QUOTE(Breed77 @ Sep 3 2007, 04:38 PM) [snapback]3183807[/snapback]
Yes, the film is from 1945 and I believe it was entirely shot in Spain and with Spanish actors.
True. The movie was considered a classic of post-war, Francoist Spain and featured a number of the country's most celebrated actors. Antonio Román was the director of the film, which won recognition for both the quality of the filmmaking and its detailed historical account of the dramatic events surrounding the Siege of Baler (
El sitio de Baler). The movie even popularized the song “
Yo te diré” in Spain at the time.
What's also interesting is the personal connection Generalísimo Francisco Franco had with the Philippines. According to a recent biography, Franco may have had an illegitimate, half-brother, who was half-Filipino (born to his father Nicolás Franco, who was in the Spanish navy, and a Filipina mother).
More significant, however, were some of his close Filipino supporters. Among his supporters from the Philippines were Don Luis Pérez y Samanillo, Don Tirso F. Lizárraga, Jr., Federico Díaz-Moreu Elizalde, Don Manuel N. Nieto, Sr.,
Don Enrique Zóbel y de Ayala, and
Don Andrés Soriano y Roxas.

Don Luis (Lluis) Pérez y Samanillo, managing partner of the family real estate firm R. Pérez Samanillo y Cía (an avid chess enthusiast, Don Luis was also a founder of
el Club de Ajedrez, which later became the Philippine Chess Association). Luis and brother Rafael founded the partnership to manage the vast real estate holdings that they had inherited from their parents Don Manuel Pérez y Marqueti and Doña Agustina Samanillo y Fragoso, who moved to Barcelona, Spain after the Spanish American War.

The De La Salle College campus at Calle Nozaleda, Paco in Metro Manila, which is where the school had been located before it was relocated to its Taft Avenue address, was an estate purchased from R. Pérez Samanillo.



The Pérez Samanillo Building (on the right), built on the family's Calle Escolta property in 1928, is one the few Art Deco structures in Asia and features patterns such as chevrons, triangles and squares incorporated with stylized floral patterns.


At the Cinc d’Oros in Barcelona, Spain, is the Casa Pérez Samanillo, the headquarters of the
Círculo Eqüestre, a high-society club. It was built in 1910 for the Pérez Samanillo family by Joan Josep Hervàs i Arizmendi and was awarded the prize for best building that year by the Barcelona city government. General Franco witnessed the "Victory Parade" of 21 February, 1939 from the balcony of Casa Pérez Samanillo. Today, it is a city landmark.

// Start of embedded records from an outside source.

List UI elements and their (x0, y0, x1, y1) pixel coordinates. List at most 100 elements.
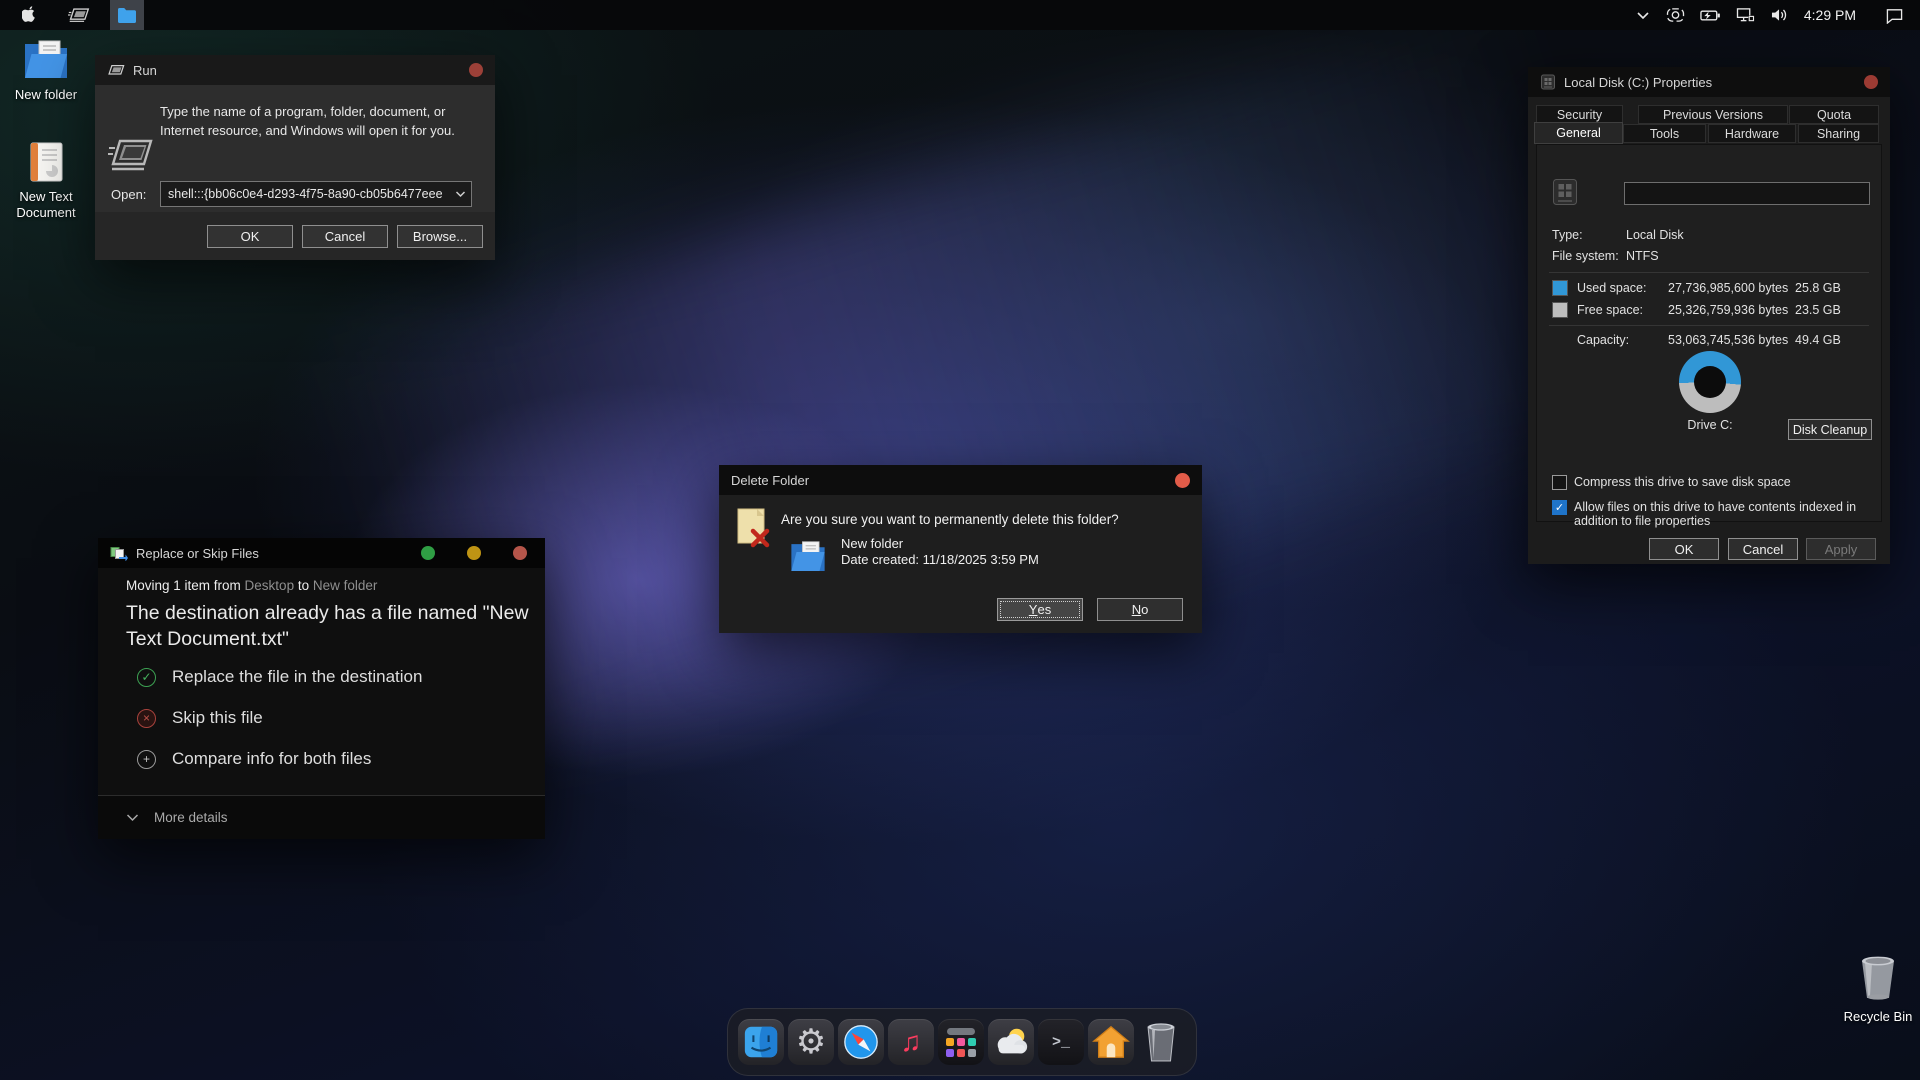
run-cancel-button[interactable]: Cancel (302, 225, 388, 248)
desktop-icon-recycle-bin[interactable]: Recycle Bin (1832, 952, 1920, 1025)
yes-accelerator: Y (1029, 602, 1038, 617)
run-close-button[interactable] (469, 63, 483, 77)
option-compare-files[interactable]: + Compare info for both files (137, 749, 371, 769)
terminal-prompt-icon: >_ (1052, 1034, 1070, 1051)
disk-drive-icon (1540, 74, 1556, 90)
properties-apply-button[interactable]: Apply (1806, 538, 1876, 560)
dock-safari-icon[interactable] (838, 1019, 884, 1065)
disk-usage-donut-chart (1679, 351, 1741, 413)
delete-item-date: Date created: 11/18/2025 3:59 PM (841, 552, 1039, 567)
desktop-screen: 4:29 PM New folder New Text Document (0, 0, 1920, 1080)
tab-sharing[interactable]: Sharing (1798, 124, 1879, 143)
run-dialog-titlebar[interactable]: Run (95, 55, 495, 85)
option-label: Replace the file in the destination (172, 667, 422, 687)
clock[interactable]: 4:29 PM (1804, 7, 1856, 23)
option-label: Compare info for both files (172, 749, 371, 769)
dock-home-icon[interactable] (1088, 1019, 1134, 1065)
delete-question: Are you sure you want to permanently del… (781, 512, 1119, 527)
desktop-icon-label: New folder (15, 87, 77, 103)
drive-icon-large (1552, 178, 1578, 206)
replace-dialog-titlebar[interactable]: Replace or Skip Files (98, 538, 545, 568)
tab-hardware[interactable]: Hardware (1708, 124, 1796, 143)
hidden-icons-chevron-icon[interactable] (1635, 7, 1651, 23)
run-dialog: Run Type the name of a program, folder, … (95, 55, 495, 260)
compress-checkbox[interactable] (1552, 475, 1567, 490)
notifications-icon[interactable] (1885, 7, 1904, 24)
properties-cancel-button[interactable]: Cancel (1728, 538, 1798, 560)
meet-now-camera-icon[interactable] (1666, 7, 1685, 23)
run-browse-button[interactable]: Browse... (397, 225, 483, 248)
safari-compass-icon (842, 1023, 880, 1061)
launchpad-grid-icon (946, 1028, 976, 1057)
dock-trash-icon[interactable] (1138, 1019, 1184, 1065)
more-details-toggle[interactable]: More details (126, 810, 228, 825)
type-value: Local Disk (1626, 228, 1684, 242)
yes-button[interactable]: Yes (997, 598, 1083, 621)
run-open-input[interactable] (161, 187, 449, 201)
dock-settings-icon[interactable]: ⚙ (788, 1019, 834, 1065)
network-ethernet-icon[interactable] (1736, 7, 1755, 23)
chevron-down-icon (455, 190, 466, 198)
text-document-icon (24, 140, 68, 184)
dock-launchpad-icon[interactable] (938, 1019, 984, 1065)
indexing-checkbox[interactable]: ✓ (1552, 500, 1567, 515)
divider (1549, 325, 1869, 326)
moving-source: Desktop (245, 578, 295, 593)
compress-label: Compress this drive to save disk space (1574, 475, 1874, 489)
desktop-icon-new-text-document[interactable]: New Text Document (0, 140, 92, 220)
close-button-red[interactable] (513, 546, 527, 560)
apple-menu-button[interactable] (14, 0, 48, 30)
plus-circle-icon: + (137, 750, 156, 769)
chevron-down-icon (126, 813, 139, 822)
run-dialog-footer: OK Cancel Browse... (95, 212, 495, 260)
properties-ok-button[interactable]: OK (1649, 538, 1719, 560)
delete-dialog-titlebar[interactable]: Delete Folder (719, 465, 1202, 495)
option-label: Skip this file (172, 708, 263, 728)
delete-close-button[interactable] (1175, 473, 1190, 488)
restore-button-yellow[interactable] (467, 546, 481, 560)
no-button[interactable]: No (1097, 598, 1183, 621)
tab-general[interactable]: General (1534, 122, 1623, 144)
donut-hole (1694, 366, 1726, 398)
tab-previous-versions[interactable]: Previous Versions (1638, 105, 1788, 124)
combo-dropdown-button[interactable] (449, 190, 471, 198)
dock-finder-icon[interactable] (738, 1019, 784, 1065)
option-skip-file[interactable]: × Skip this file (137, 708, 263, 728)
desktop-icon-new-folder[interactable]: New folder (0, 36, 92, 103)
music-note-icon: ♫ (901, 1028, 922, 1056)
run-dialog-title-icon (107, 64, 125, 77)
folder-preview-icon (789, 536, 827, 576)
moving-summary: Moving 1 item from Desktop to New folder (126, 578, 377, 593)
run-app-button[interactable] (62, 0, 96, 30)
run-ok-button[interactable]: OK (207, 225, 293, 248)
volume-label-input[interactable] (1624, 182, 1870, 205)
conflict-headline: The destination already has a file named… (126, 601, 538, 653)
capacity-label: Capacity: (1577, 333, 1629, 347)
dock-terminal-icon[interactable]: >_ (1038, 1019, 1084, 1065)
delete-dialog-title: Delete Folder (731, 473, 809, 488)
run-open-combobox (160, 181, 472, 207)
capacity-bytes: 53,063,745,536 bytes (1668, 333, 1788, 347)
tab-tools[interactable]: Tools (1623, 124, 1706, 143)
option-replace-file[interactable]: ✓ Replace the file in the destination (137, 667, 422, 687)
window-controls (421, 546, 533, 560)
menu-bar: 4:29 PM (0, 0, 1920, 30)
properties-titlebar[interactable]: Local Disk (C:) Properties (1528, 67, 1890, 97)
desktop-icon-label: Recycle Bin (1844, 1009, 1913, 1025)
disk-cleanup-button[interactable]: Disk Cleanup (1788, 419, 1872, 440)
menu-bar-left (0, 0, 144, 30)
properties-close-button[interactable] (1864, 75, 1878, 89)
tab-quota[interactable]: Quota (1789, 105, 1879, 124)
check-circle-icon: ✓ (137, 668, 156, 687)
general-tab-panel: Type: Local Disk File system: NTFS Used … (1536, 144, 1882, 522)
volume-icon[interactable] (1770, 7, 1789, 23)
minimize-button-green[interactable] (421, 546, 435, 560)
run-description: Type the name of a program, folder, docu… (160, 103, 476, 141)
no-label-rest: o (1141, 602, 1148, 617)
replace-skip-dialog: Replace or Skip Files Moving 1 item from… (98, 538, 545, 839)
dock-music-icon[interactable]: ♫ (888, 1019, 934, 1065)
dock-weather-icon[interactable] (988, 1019, 1034, 1065)
file-explorer-button[interactable] (110, 0, 144, 30)
copy-files-icon (110, 546, 128, 561)
battery-charging-icon[interactable] (1700, 8, 1721, 23)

Don Tirso F. Lizárraga, Jr., head of the family partnership Sociedad Lizárraga Hermanos and President of
la Cámara Oficial Española de Comercio Industria y Navegación en Filipinas (the Spanish Chamber of Commerce in the Philippines) before the war.


Noted early Jazz musician (he helped introduce Jazz from America to England) and classical conductor/composer Federico "Fred" Díaz-Moreu Elizalde was the youngest son of Philippine business magnate Don Joaquín José Aicinena Elizalde and Doña Carmen Díaz-Moreu vda. de Elizalde. He moved to Spain as a young man and served as an officer in General Franco's Army (as part of a Navarrese Basque regiment) during the Spanish Civil War. He was wounded at Oviedo and decorated for his bravery. He returned briefly to the Philippines in late 1937, occupying the
Casa Grande at the Elizalde and Company campus, which was originally built to house the General Manager of the company's Tanduay Distillery (the house was later occupied by Don Fausto Presyler's family, followed by Don Fabián Echevarría's family).

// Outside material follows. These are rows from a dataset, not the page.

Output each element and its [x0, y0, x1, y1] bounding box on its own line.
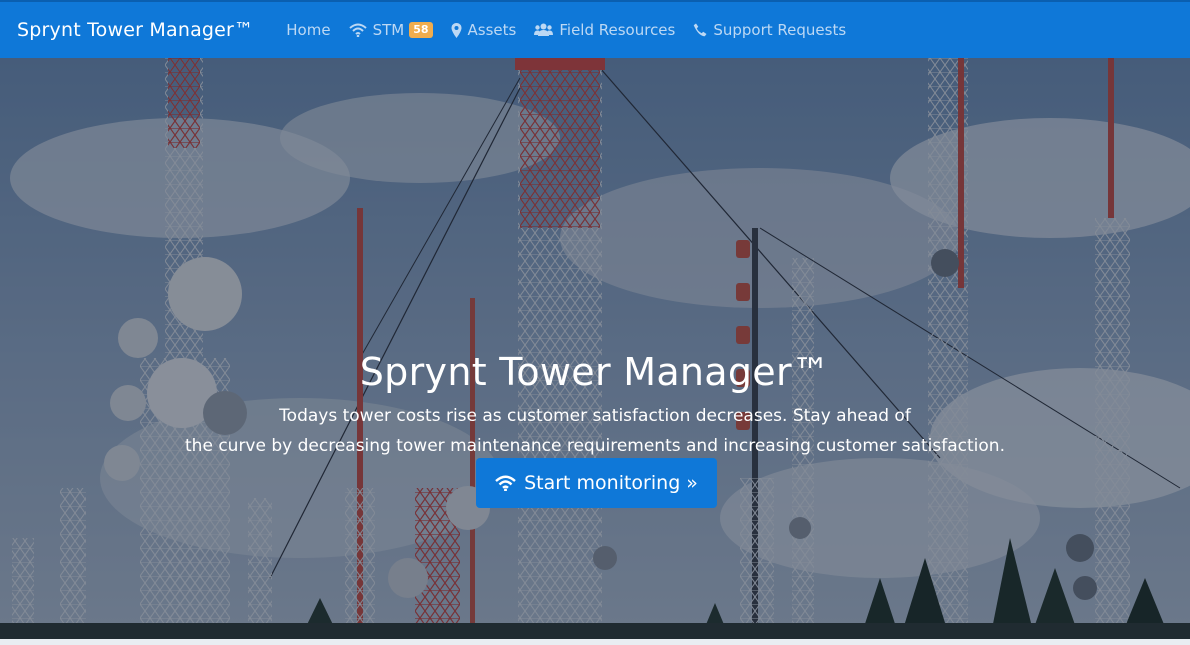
hero-description-line-2: the curve by decreasing tower maintenanc…: [185, 436, 1005, 456]
start-monitoring-label: Start monitoring »: [524, 472, 698, 494]
users-icon: [534, 23, 554, 36]
nav-home-label: Home: [286, 21, 331, 39]
map-marker-icon: [451, 22, 462, 38]
nav-assets-label: Assets: [467, 21, 517, 39]
main-nav: Home STM 58 Assets Field Resources Suppo…: [277, 21, 855, 39]
nav-home[interactable]: Home: [277, 21, 339, 39]
nav-assets[interactable]: Assets: [442, 21, 526, 39]
nav-stm-label: STM: [372, 21, 405, 39]
nav-support-requests[interactable]: Support Requests: [684, 21, 855, 39]
nav-support-requests-label: Support Requests: [713, 21, 847, 39]
brand-logo[interactable]: Sprynt Tower Manager™: [17, 19, 253, 41]
stm-count-badge: 58: [409, 22, 433, 38]
nav-field-resources-label: Field Resources: [559, 21, 676, 39]
phone-icon: [694, 23, 707, 37]
wifi-icon: [495, 475, 516, 491]
top-navbar: Sprynt Tower Manager™ Home STM 58 Assets: [0, 0, 1190, 58]
start-monitoring-button[interactable]: Start monitoring »: [476, 458, 717, 508]
page-bottom-strip: [0, 639, 1190, 645]
nav-stm[interactable]: STM 58: [340, 21, 442, 39]
hero-description-line-1: Todays tower costs rise as customer sati…: [279, 406, 911, 426]
hero-description: Todays tower costs rise as customer sati…: [180, 401, 1010, 461]
wifi-icon: [348, 23, 367, 37]
nav-field-resources[interactable]: Field Resources: [525, 21, 684, 39]
hero-dark-overlay: [0, 58, 1190, 639]
hero-banner: Sprynt Tower Manager™ Todays tower costs…: [0, 58, 1190, 639]
hero-title: Sprynt Tower Manager™: [359, 350, 831, 394]
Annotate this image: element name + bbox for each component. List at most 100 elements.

Col. Manuel N. Nieto, Sr.,
aide-de-camp to Philippine President Quezon and businessman, being received by Generalísimo Francisco Franco in Spain (where he also owned several residences).

Rare photo of Don Andrés Soriano y Roxas, Sr. (second from right) & Don Enrique Zóbel y de Ayala (at far right) at a Philippine rally in support of Franco's
Falange movement.
It is interesting to note that the Spanish mestizo community was very much divided over the Spanish Civil War. The Filipino Basque community was particularly torn during this period. Many Navarrese families, such as members of the Elizalde and Lizárraga families, supported Franco initially, while Bizkaian and Gipuzkoan families, such as the Elizaldes' former partners the Ynchausti family, opposed Franco. More remarkable, however, is that the Spanish mestizo community would set aside their past differences over this issue and come together once again in a strong display of reconciliation and Filipino unity after the war.